Once catatonia is recognized, the work plan will consist of the specific treatment of the syndrome, the underlying causes and possible complications. Benzodiazepines, especially lorazepam, are the drugs of choice for the acute management of catatonia. For patients unresponsive and who are in a serious clinical condition, electro-convulsive therapy (ECT) can be beneficial. We should start a lorazepam trial with the administration of 1-2 mg intramuscular or orally. After 3 h, and if there is no response or if this is partial, we should repeat the dose. This same dose may be repeated after 3 hours. The next day will administer the total dose reached previously in one or more doses taking care not to sedate the patient. This dose will be administered on the following days until complete resolution of symptoms. An initial positive response usually predicts a more sustained response with further doses of treatment. The final effective dose of lorazepam that achieved a complete resolution of the catatonic signs will then be maintained for some days until the treatment of the cause of catatonia is well under way. A premature suspension of treatment with lorazepam is likely to provoke a recurrence of the catatonic symptoms.[5]

In this issue of Journal of Neurosciences in Rural Practice, Muneer present a case of catatonia in a patient with bipolar depression who was treated with levetiracetam.[6] The possible organic etiology was ruled out after obtaining normal results on physical examination and the laboratory tests requested. Because of exceptional situations described in the case, benzodiazepines or ECT were not used. The clinicians decided to use levetiracetam due to its action as a possible mood stabilizer and 6 weeks after the complete resolution of catatonic symptoms is achieved. This improvement would have occurred due to the mechanism of action of this anticonvulsant on GABAergic and glutamatergic neurotransmission whose dysfunction is implicated in the pathogenesis of this syndrome.[7]

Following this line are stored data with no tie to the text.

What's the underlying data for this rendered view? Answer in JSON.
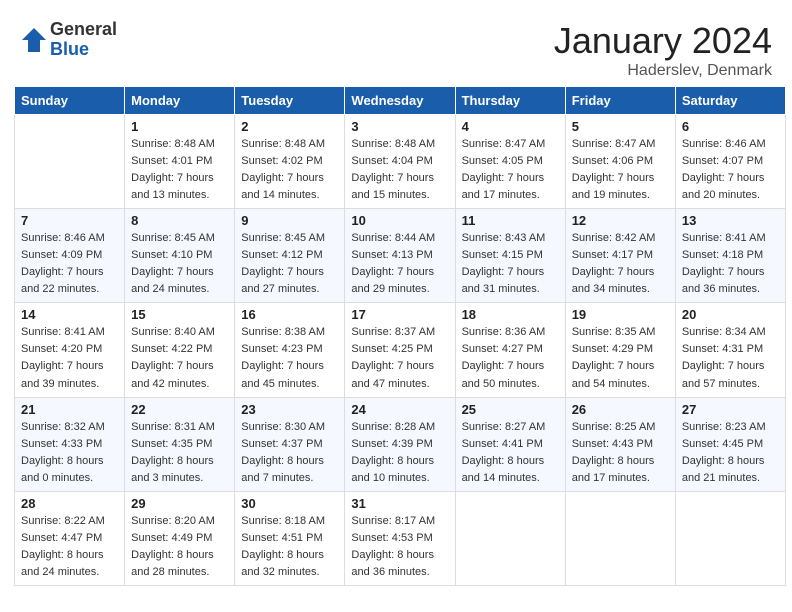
{
  "logo": {
    "general": "General",
    "blue": "Blue"
  },
  "title": "January 2024",
  "location": "Haderslev, Denmark",
  "days_of_week": [
    "Sunday",
    "Monday",
    "Tuesday",
    "Wednesday",
    "Thursday",
    "Friday",
    "Saturday"
  ],
  "weeks": [
    [
      {
        "day": "",
        "sunrise": "",
        "sunset": "",
        "daylight": ""
      },
      {
        "day": "1",
        "sunrise": "Sunrise: 8:48 AM",
        "sunset": "Sunset: 4:01 PM",
        "daylight": "Daylight: 7 hours and 13 minutes."
      },
      {
        "day": "2",
        "sunrise": "Sunrise: 8:48 AM",
        "sunset": "Sunset: 4:02 PM",
        "daylight": "Daylight: 7 hours and 14 minutes."
      },
      {
        "day": "3",
        "sunrise": "Sunrise: 8:48 AM",
        "sunset": "Sunset: 4:04 PM",
        "daylight": "Daylight: 7 hours and 15 minutes."
      },
      {
        "day": "4",
        "sunrise": "Sunrise: 8:47 AM",
        "sunset": "Sunset: 4:05 PM",
        "daylight": "Daylight: 7 hours and 17 minutes."
      },
      {
        "day": "5",
        "sunrise": "Sunrise: 8:47 AM",
        "sunset": "Sunset: 4:06 PM",
        "daylight": "Daylight: 7 hours and 19 minutes."
      },
      {
        "day": "6",
        "sunrise": "Sunrise: 8:46 AM",
        "sunset": "Sunset: 4:07 PM",
        "daylight": "Daylight: 7 hours and 20 minutes."
      }
    ],
    [
      {
        "day": "7",
        "sunrise": "Sunrise: 8:46 AM",
        "sunset": "Sunset: 4:09 PM",
        "daylight": "Daylight: 7 hours and 22 minutes."
      },
      {
        "day": "8",
        "sunrise": "Sunrise: 8:45 AM",
        "sunset": "Sunset: 4:10 PM",
        "daylight": "Daylight: 7 hours and 24 minutes."
      },
      {
        "day": "9",
        "sunrise": "Sunrise: 8:45 AM",
        "sunset": "Sunset: 4:12 PM",
        "daylight": "Daylight: 7 hours and 27 minutes."
      },
      {
        "day": "10",
        "sunrise": "Sunrise: 8:44 AM",
        "sunset": "Sunset: 4:13 PM",
        "daylight": "Daylight: 7 hours and 29 minutes."
      },
      {
        "day": "11",
        "sunrise": "Sunrise: 8:43 AM",
        "sunset": "Sunset: 4:15 PM",
        "daylight": "Daylight: 7 hours and 31 minutes."
      },
      {
        "day": "12",
        "sunrise": "Sunrise: 8:42 AM",
        "sunset": "Sunset: 4:17 PM",
        "daylight": "Daylight: 7 hours and 34 minutes."
      },
      {
        "day": "13",
        "sunrise": "Sunrise: 8:41 AM",
        "sunset": "Sunset: 4:18 PM",
        "daylight": "Daylight: 7 hours and 36 minutes."
      }
    ],
    [
      {
        "day": "14",
        "sunrise": "Sunrise: 8:41 AM",
        "sunset": "Sunset: 4:20 PM",
        "daylight": "Daylight: 7 hours and 39 minutes."
      },
      {
        "day": "15",
        "sunrise": "Sunrise: 8:40 AM",
        "sunset": "Sunset: 4:22 PM",
        "daylight": "Daylight: 7 hours and 42 minutes."
      },
      {
        "day": "16",
        "sunrise": "Sunrise: 8:38 AM",
        "sunset": "Sunset: 4:23 PM",
        "daylight": "Daylight: 7 hours and 45 minutes."
      },
      {
        "day": "17",
        "sunrise": "Sunrise: 8:37 AM",
        "sunset": "Sunset: 4:25 PM",
        "daylight": "Daylight: 7 hours and 47 minutes."
      },
      {
        "day": "18",
        "sunrise": "Sunrise: 8:36 AM",
        "sunset": "Sunset: 4:27 PM",
        "daylight": "Daylight: 7 hours and 50 minutes."
      },
      {
        "day": "19",
        "sunrise": "Sunrise: 8:35 AM",
        "sunset": "Sunset: 4:29 PM",
        "daylight": "Daylight: 7 hours and 54 minutes."
      },
      {
        "day": "20",
        "sunrise": "Sunrise: 8:34 AM",
        "sunset": "Sunset: 4:31 PM",
        "daylight": "Daylight: 7 hours and 57 minutes."
      }
    ],
    [
      {
        "day": "21",
        "sunrise": "Sunrise: 8:32 AM",
        "sunset": "Sunset: 4:33 PM",
        "daylight": "Daylight: 8 hours and 0 minutes."
      },
      {
        "day": "22",
        "sunrise": "Sunrise: 8:31 AM",
        "sunset": "Sunset: 4:35 PM",
        "daylight": "Daylight: 8 hours and 3 minutes."
      },
      {
        "day": "23",
        "sunrise": "Sunrise: 8:30 AM",
        "sunset": "Sunset: 4:37 PM",
        "daylight": "Daylight: 8 hours and 7 minutes."
      },
      {
        "day": "24",
        "sunrise": "Sunrise: 8:28 AM",
        "sunset": "Sunset: 4:39 PM",
        "daylight": "Daylight: 8 hours and 10 minutes."
      },
      {
        "day": "25",
        "sunrise": "Sunrise: 8:27 AM",
        "sunset": "Sunset: 4:41 PM",
        "daylight": "Daylight: 8 hours and 14 minutes."
      },
      {
        "day": "26",
        "sunrise": "Sunrise: 8:25 AM",
        "sunset": "Sunset: 4:43 PM",
        "daylight": "Daylight: 8 hours and 17 minutes."
      },
      {
        "day": "27",
        "sunrise": "Sunrise: 8:23 AM",
        "sunset": "Sunset: 4:45 PM",
        "daylight": "Daylight: 8 hours and 21 minutes."
      }
    ],
    [
      {
        "day": "28",
        "sunrise": "Sunrise: 8:22 AM",
        "sunset": "Sunset: 4:47 PM",
        "daylight": "Daylight: 8 hours and 24 minutes."
      },
      {
        "day": "29",
        "sunrise": "Sunrise: 8:20 AM",
        "sunset": "Sunset: 4:49 PM",
        "daylight": "Daylight: 8 hours and 28 minutes."
      },
      {
        "day": "30",
        "sunrise": "Sunrise: 8:18 AM",
        "sunset": "Sunset: 4:51 PM",
        "daylight": "Daylight: 8 hours and 32 minutes."
      },
      {
        "day": "31",
        "sunrise": "Sunrise: 8:17 AM",
        "sunset": "Sunset: 4:53 PM",
        "daylight": "Daylight: 8 hours and 36 minutes."
      },
      {
        "day": "",
        "sunrise": "",
        "sunset": "",
        "daylight": ""
      },
      {
        "day": "",
        "sunrise": "",
        "sunset": "",
        "daylight": ""
      },
      {
        "day": "",
        "sunrise": "",
        "sunset": "",
        "daylight": ""
      }
    ]
  ]
}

This would be the first case of successful use of levetiracetam in catatonia in contrast to the report of a patient who developed this syndrome following the use of the same drug.[8] Catatonia is a effectively treatable neuropsychiatric syndrome in which benzodiazepines and ECT have proven efficacy and safety. These will always be our first choices of treatment before the use of others drugs, like this anticonvulsant, that we could use in exceptional cases such as presented here.